Good customer service isn’t just growing a green lawn or finishing a job on time and on budget. Leaving a clean site is the finishing touch and a great way to show your customers you care about them and their properties.
Green Lawn Fertilizing in West Chester, Pennsylvania, offers lawn care services including granular fertilizer, which can spill over onto driveways, sidewalks and decks. So crews are all equipped with leaf blowers, extendable brooms and dustpans to move any spillover back onto lawns.
“At the end of the job, they’re to go and blow all of the areas and get everything back onto the grass and off of the street and those non-target areas,” says Chris DeJohn, operations manager. “It’s part of the application so we hold a really high standard when it comes to cleanup.”
DeJohn says there aren’t many issues with cleaning up after liquid applications but trucks carry gallons of clean water and brooms just in case there’s a spill.
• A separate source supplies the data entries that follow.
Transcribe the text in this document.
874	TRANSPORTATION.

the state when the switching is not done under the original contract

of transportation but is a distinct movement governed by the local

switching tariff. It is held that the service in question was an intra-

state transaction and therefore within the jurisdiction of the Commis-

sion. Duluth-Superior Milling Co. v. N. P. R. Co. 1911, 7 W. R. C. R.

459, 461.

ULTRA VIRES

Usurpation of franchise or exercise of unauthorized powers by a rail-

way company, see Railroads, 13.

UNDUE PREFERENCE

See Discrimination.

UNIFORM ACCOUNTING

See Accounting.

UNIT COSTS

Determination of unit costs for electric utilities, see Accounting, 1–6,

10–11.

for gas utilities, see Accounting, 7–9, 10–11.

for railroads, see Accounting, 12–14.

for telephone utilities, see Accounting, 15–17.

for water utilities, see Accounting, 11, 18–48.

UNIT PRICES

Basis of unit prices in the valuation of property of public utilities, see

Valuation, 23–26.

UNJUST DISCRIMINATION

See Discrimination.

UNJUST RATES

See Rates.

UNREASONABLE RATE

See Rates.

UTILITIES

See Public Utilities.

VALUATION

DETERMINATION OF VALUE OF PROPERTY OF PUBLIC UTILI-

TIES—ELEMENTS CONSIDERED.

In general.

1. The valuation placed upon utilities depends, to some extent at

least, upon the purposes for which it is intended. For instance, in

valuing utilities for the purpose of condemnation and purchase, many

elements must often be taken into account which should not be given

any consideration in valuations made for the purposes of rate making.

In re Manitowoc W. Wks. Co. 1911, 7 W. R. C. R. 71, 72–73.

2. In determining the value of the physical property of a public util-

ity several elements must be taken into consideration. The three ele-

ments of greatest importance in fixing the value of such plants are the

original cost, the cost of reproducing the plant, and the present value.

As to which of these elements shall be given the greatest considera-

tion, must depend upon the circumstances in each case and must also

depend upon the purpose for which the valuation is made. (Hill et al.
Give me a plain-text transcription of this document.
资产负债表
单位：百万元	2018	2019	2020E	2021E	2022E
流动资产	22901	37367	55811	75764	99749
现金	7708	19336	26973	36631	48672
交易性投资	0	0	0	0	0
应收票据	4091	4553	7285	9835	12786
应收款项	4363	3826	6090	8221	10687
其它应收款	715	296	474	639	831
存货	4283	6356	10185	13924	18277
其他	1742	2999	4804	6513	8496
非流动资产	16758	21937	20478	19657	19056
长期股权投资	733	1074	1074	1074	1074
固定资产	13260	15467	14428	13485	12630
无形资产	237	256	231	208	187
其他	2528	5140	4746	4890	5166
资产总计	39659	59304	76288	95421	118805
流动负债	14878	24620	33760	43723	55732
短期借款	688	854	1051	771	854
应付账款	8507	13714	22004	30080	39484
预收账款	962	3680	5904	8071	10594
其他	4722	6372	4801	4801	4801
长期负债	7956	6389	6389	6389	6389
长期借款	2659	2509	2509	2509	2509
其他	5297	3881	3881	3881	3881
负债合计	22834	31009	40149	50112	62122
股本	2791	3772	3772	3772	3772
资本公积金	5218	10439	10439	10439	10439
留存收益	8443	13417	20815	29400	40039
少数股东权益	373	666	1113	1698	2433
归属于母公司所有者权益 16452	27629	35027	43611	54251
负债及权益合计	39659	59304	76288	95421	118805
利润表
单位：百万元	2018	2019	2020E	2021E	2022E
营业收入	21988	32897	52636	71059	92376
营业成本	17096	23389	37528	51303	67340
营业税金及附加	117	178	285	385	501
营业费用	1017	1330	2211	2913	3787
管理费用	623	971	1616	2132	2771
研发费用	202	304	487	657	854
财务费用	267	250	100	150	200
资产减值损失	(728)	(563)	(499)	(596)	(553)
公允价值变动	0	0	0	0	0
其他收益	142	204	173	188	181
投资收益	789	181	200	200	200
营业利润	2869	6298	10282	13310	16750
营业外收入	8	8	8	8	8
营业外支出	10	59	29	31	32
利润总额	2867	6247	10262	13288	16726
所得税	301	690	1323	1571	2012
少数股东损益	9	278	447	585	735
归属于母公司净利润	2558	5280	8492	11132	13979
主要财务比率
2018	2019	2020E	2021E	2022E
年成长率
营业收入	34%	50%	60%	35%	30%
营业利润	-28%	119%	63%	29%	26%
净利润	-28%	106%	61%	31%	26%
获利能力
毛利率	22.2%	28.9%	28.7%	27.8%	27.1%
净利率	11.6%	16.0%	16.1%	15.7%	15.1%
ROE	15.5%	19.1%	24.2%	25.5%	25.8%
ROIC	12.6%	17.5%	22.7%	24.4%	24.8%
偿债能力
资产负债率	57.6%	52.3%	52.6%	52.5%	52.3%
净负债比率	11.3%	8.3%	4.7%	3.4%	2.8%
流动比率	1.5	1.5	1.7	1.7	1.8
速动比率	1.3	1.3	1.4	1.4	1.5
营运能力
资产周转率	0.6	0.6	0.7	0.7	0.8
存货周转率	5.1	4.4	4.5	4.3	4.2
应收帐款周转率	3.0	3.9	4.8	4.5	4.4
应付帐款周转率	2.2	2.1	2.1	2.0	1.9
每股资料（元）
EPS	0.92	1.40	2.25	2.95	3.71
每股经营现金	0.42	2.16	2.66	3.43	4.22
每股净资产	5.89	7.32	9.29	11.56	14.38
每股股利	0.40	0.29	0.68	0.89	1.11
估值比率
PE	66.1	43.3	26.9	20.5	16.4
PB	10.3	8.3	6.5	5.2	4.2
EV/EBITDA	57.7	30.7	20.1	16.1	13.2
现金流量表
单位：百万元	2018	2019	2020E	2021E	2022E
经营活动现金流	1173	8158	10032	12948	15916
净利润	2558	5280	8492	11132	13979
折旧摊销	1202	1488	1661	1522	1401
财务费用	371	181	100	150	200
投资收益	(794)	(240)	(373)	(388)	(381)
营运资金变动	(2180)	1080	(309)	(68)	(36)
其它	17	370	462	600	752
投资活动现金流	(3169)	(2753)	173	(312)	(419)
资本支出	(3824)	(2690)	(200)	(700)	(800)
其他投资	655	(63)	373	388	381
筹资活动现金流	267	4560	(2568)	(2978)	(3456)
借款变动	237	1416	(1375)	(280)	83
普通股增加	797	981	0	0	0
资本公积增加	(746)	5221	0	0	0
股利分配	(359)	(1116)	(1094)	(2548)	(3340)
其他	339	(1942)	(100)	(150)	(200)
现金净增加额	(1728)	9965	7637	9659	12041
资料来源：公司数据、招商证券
Every truck also has a spill kit with snakes, absorbent pillows and personal protective equipment.
However, spills don’t happen often since the company keeps very small amounts of undiluted product on the truck and mixes it with a tank of fresh water as needed.
“That’s more of an environmentally safe approach, we feel – having just the fresh water on the truck. Then if anything were to happen to the tank or whatever, it’s just fresh water coming out of it. It’s not a mixed product like some of the other companies have.”
Keep clean on your crew’s minds.
Before technicians even start work with Green Lawn Fertilizing, they learn the importance of leaving a clean site. The company handbook, where all employees start, has a thorough section on cleanup. Then, for the first week out in the field, new hires are responsible for blowing off sites after more veteran technicians have completed service.
“Their first week is just basically drilled in about blowing everything off and making sure that everything is clean because that’s all they’re really doing at that point,” DeJohn says.
Technicians have to know how to clean carefully, making sure that they aren’t blowing debris around pedestrians or inhaling dust and dirt.
Green Lawn Fertilizing’s management has weekly meetings with all of its technicians and so if the company has received any complaints, managers will be sure to go over the importance of cleanup. But that only happens one to three times a month out of 500 stops per day, DeJohn says.
“We also get one or three a month who will call in and say ‘They guy even blew everything off’ like that’s a new concept to them that they haven’t seen before.”